Donald Benally, a 53-year-old carpenter, stood outside the course clubhouse he built himself – a two-story structure with a wide balcony. He greeted kids leaping out of a school bus with a kind smile and a shy, one-handed wave, while keeping his other hand tucked into the camouflage vest that covered his neon green hoodie.
The students, in grades 3 through 6, had just arrived from First Mesa, a Hopi community about an hour’s drive from Steamboat, to learn about golf. They had been visiting the course twice a month as part of an initiative to help Native students develop an active, healthy lifestyle and new skills.
“We don’t have the lush green lawns to play golf on. It’s just like rez basketball, we make do with what we have to enjoy a passion,” said Francelia Tom, a teacher at First Mesa Elementary.
Kids laughed, swung clubs wildly into the gritty dirt with little regard for accuracy or touch, half-listened to the guidance of their instructors, and explored for themselves a game that could one day become a passion.
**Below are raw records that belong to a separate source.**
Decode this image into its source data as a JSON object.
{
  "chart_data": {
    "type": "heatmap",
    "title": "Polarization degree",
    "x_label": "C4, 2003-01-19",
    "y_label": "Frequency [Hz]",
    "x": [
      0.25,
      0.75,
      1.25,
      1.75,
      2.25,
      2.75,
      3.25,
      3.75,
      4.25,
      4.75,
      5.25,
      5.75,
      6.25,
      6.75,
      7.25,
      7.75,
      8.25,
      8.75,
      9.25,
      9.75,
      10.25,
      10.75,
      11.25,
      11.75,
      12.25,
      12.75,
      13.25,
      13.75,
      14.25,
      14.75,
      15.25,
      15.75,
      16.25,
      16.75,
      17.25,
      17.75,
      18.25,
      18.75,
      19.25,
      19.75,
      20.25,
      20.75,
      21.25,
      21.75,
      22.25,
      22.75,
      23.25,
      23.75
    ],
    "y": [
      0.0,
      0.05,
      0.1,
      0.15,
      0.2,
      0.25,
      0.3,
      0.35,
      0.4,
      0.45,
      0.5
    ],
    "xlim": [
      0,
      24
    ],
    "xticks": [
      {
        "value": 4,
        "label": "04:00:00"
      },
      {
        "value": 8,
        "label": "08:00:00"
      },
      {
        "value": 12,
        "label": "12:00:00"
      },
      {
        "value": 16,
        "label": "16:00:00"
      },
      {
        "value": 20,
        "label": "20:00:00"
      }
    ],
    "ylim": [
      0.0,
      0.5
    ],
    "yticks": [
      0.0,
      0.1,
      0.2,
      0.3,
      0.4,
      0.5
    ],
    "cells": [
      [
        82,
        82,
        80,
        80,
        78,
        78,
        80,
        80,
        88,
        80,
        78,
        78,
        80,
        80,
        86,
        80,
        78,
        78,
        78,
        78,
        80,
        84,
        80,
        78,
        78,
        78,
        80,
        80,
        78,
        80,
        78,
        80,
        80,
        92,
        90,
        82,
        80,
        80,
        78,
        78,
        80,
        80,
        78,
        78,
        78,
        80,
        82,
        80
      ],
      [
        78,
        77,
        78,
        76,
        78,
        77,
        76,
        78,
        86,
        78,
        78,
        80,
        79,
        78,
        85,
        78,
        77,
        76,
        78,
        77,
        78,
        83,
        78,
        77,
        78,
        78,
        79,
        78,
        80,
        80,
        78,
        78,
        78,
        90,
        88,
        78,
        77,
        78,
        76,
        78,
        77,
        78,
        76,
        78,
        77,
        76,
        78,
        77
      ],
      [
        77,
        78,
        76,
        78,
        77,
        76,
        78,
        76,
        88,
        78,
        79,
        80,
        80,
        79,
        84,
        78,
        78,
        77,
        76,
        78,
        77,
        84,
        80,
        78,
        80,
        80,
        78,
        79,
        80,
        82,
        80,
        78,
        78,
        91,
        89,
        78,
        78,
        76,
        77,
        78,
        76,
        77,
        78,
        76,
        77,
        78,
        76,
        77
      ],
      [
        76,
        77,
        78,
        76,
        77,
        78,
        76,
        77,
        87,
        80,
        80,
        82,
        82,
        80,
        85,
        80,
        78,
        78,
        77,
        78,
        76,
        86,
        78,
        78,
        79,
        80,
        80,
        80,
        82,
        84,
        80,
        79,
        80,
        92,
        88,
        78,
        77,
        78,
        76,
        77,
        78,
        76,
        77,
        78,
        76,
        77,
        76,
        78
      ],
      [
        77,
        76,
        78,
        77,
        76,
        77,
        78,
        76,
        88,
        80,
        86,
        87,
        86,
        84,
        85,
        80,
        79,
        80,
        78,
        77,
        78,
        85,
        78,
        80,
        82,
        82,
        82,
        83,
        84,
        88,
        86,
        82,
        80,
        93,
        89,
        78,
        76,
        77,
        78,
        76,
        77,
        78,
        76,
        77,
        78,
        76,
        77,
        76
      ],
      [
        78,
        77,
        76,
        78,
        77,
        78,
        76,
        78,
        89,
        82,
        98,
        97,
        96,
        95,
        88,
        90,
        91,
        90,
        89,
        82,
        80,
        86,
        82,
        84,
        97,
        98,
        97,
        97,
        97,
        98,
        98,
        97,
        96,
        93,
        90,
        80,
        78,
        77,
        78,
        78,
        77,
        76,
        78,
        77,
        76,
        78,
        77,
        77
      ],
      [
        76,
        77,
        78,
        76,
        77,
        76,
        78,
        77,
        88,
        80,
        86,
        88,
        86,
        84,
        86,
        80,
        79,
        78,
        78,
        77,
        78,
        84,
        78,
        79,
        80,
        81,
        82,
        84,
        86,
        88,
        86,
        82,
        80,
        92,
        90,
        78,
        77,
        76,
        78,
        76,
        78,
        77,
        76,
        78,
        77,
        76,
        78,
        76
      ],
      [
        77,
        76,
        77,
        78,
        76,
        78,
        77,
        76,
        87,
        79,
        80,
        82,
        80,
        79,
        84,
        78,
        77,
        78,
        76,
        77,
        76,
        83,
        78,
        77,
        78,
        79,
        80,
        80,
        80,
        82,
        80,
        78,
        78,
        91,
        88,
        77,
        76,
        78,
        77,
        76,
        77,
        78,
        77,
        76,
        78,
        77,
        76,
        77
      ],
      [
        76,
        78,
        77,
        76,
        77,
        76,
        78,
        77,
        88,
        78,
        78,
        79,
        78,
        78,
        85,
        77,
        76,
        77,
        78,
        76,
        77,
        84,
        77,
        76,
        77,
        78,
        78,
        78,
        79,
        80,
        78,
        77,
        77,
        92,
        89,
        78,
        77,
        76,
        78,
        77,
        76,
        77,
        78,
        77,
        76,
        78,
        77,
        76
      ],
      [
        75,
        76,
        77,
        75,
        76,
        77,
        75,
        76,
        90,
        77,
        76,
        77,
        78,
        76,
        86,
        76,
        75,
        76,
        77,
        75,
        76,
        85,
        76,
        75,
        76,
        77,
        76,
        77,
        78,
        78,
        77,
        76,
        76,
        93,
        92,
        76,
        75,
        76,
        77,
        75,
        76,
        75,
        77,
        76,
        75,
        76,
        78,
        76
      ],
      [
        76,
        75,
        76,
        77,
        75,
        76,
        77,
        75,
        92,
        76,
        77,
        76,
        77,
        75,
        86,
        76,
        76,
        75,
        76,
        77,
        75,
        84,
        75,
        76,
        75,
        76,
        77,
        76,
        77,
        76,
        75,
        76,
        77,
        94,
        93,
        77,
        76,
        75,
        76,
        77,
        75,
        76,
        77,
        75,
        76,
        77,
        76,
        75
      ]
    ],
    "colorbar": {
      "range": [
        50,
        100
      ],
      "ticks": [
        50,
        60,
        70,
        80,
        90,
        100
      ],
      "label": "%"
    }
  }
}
This is what Benally envisioned when his brother, Joe,and his cousin, Freddie Yazzie, dreamed up a nine hole golf course on their land about 15 years ago. For nine years, the Benally brothers have hosted an annual tournament, a model for the tournament hosted in Low Mountain.
“We take pride when we have our tournament here,” Benally said. “We take pride. I want to, not really go out and impress people, but I want to present what we can do or what we can bring to the table.”
As a child on the reservation, he recalled, there were limited opportunities growing up.